Why driving a car makes us feel sleepy? The researchers found the answer
According to estimatesów, about 20 percent of. fatal accidentsóin cars is due to driver fatigueów. Researchers at the Royal Melbourne Institute of Technology (RMIT) University in Melbourne hope that the results of their study can be used by manufacturers ofów car seats to improve their designóin order to pomóc drivers to stay alert.

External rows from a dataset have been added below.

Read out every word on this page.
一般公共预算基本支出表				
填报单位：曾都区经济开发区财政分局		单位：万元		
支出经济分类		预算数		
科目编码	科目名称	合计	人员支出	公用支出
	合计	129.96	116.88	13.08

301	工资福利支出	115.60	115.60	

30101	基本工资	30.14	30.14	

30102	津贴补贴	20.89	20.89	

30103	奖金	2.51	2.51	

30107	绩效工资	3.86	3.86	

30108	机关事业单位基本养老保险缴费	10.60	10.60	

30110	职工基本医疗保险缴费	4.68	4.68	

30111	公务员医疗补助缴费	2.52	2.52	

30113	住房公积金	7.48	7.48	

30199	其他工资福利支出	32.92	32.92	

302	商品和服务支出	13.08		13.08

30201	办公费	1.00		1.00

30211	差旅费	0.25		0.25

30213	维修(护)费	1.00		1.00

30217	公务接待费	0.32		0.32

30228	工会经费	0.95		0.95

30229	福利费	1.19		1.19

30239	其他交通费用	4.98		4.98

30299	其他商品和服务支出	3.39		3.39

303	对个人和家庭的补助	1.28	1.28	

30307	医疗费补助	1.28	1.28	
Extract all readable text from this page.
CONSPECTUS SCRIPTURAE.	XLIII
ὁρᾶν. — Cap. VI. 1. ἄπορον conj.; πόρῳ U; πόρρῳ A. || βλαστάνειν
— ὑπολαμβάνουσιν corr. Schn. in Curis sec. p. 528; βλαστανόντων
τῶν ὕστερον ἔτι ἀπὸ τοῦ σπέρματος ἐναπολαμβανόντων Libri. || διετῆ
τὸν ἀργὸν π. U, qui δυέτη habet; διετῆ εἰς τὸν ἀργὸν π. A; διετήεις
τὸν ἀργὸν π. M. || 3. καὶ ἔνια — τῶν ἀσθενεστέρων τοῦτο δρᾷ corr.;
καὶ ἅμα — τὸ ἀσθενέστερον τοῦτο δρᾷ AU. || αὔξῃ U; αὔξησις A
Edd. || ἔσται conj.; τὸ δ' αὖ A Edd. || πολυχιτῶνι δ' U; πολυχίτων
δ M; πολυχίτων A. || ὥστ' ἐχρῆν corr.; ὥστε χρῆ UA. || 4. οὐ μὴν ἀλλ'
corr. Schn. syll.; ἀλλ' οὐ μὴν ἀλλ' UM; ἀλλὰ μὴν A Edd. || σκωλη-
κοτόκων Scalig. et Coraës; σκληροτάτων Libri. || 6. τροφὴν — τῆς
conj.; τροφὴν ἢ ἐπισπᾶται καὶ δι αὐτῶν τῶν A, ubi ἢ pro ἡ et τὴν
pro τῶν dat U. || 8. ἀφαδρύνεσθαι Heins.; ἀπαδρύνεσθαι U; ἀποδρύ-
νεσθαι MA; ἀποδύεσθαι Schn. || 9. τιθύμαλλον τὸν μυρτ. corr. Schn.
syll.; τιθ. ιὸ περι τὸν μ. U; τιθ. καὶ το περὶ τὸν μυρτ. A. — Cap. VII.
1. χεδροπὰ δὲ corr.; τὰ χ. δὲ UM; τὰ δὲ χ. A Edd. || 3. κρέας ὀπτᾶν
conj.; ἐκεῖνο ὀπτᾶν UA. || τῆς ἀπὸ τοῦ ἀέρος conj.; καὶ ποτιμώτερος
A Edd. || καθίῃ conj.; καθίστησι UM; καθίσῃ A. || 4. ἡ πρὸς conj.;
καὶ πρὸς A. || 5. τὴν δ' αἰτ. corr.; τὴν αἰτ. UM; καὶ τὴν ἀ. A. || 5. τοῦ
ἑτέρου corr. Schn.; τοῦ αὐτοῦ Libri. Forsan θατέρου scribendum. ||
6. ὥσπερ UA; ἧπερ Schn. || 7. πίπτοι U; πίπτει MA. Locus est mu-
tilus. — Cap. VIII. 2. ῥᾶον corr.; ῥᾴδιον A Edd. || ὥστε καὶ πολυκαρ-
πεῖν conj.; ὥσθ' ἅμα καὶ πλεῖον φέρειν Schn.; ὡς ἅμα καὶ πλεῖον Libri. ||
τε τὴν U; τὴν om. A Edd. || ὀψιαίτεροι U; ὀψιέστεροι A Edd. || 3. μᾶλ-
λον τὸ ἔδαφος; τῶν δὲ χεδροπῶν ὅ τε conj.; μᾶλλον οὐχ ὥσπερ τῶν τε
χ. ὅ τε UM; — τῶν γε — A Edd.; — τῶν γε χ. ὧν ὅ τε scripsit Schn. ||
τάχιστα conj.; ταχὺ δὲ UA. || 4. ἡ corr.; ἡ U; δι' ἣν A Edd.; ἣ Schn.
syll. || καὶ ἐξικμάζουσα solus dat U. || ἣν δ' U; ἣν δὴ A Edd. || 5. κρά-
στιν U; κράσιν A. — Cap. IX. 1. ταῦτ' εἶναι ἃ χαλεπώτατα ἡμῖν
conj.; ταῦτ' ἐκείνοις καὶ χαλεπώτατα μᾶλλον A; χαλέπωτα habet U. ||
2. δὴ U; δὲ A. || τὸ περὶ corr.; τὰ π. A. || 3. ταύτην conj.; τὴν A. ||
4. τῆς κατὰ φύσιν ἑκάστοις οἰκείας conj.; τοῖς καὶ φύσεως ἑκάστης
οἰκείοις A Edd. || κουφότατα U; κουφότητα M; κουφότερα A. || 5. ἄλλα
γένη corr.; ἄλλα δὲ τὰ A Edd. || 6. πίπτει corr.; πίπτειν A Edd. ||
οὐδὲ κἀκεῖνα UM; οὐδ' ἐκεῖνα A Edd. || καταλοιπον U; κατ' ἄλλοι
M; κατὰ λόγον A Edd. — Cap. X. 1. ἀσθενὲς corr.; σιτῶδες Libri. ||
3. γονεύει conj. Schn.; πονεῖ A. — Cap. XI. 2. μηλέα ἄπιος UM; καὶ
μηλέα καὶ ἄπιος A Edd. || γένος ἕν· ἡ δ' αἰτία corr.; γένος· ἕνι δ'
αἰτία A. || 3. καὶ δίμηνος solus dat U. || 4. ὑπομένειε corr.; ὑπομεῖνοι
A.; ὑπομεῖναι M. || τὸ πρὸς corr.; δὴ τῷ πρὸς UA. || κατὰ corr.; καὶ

– We know that one in five Australiansów fell asleep at the wheel. We also know that drowsiness while driving is a significant problem for road safety – said Professor Stephen Robinson, coółautor research, które published in the journal „Ergonomics”. – When a person is tired it doesn’t take much to make one sleepy. We discovered that the gentle vibrations produced by car seats while driving can effectively mute mózg and body – added.
A study conducted by Australian researchersów have shown that the constant vibration at low frequencies experienced while driving gradually induces drowsiness even in individualsób well rested and healthy. This effect is evident after just 15 minutes of driving, and after pół hour has a significant impact on the ability to concentrate – scientists say.
To get an in-depth look at the phenomenon, the researchers tested 15 volunteersów in a virtual simulator. The simulator was set up so that the participant would experience monotonous driving on a two-lane highway. In addition, the simulator was set up on a platform thatóra introduced vibrations. Volunteers underwent the test twice: once with vibration at low frequencies (4-7 Hz) and once without vibration.
Vibration-induced fatigue makes it psychologically and physiologically more difficult for us to perform mental tasks. The body’s nervous system activates, leading to changes in heartbeat. Observing heart rate variability, the volunteerów, researchers were able to get an objective measure of how sluggish they were during a 60-minute test.
Within 15 minutes of starting the vibration test, the volunteers showed signs of drowsiness. Within 30 minutes, drowsiness was already significant and required more effort to maintain alertness and cognitive performance. Sleepiness gradually increased during the test, reaching a maximum level after 60 minutes.
– We now want to study a larger number of volunteersów, detailedólnie to test the extent to which age affects someone’s sensitivity to vibration and the drowsiness it causes, and the impact of problemóin health, such as, for example, sleep apnea – explained Professor Mohammad Fard, coóroutor of the publication.
Fard admitted róalso that vibrates in someór frequencies can have the opposite effect and help drivers stay alert. – Therefore, we want to róalso explore a wider range of vibrational frequencies. Potentially, these „good vibrations” – estimated Fard.
This research could help improve road safety. Future car seat designs may be enhanced with a feature thatóra nullifies "bad" vibrations or increases those thatóre help to maintain vigilance.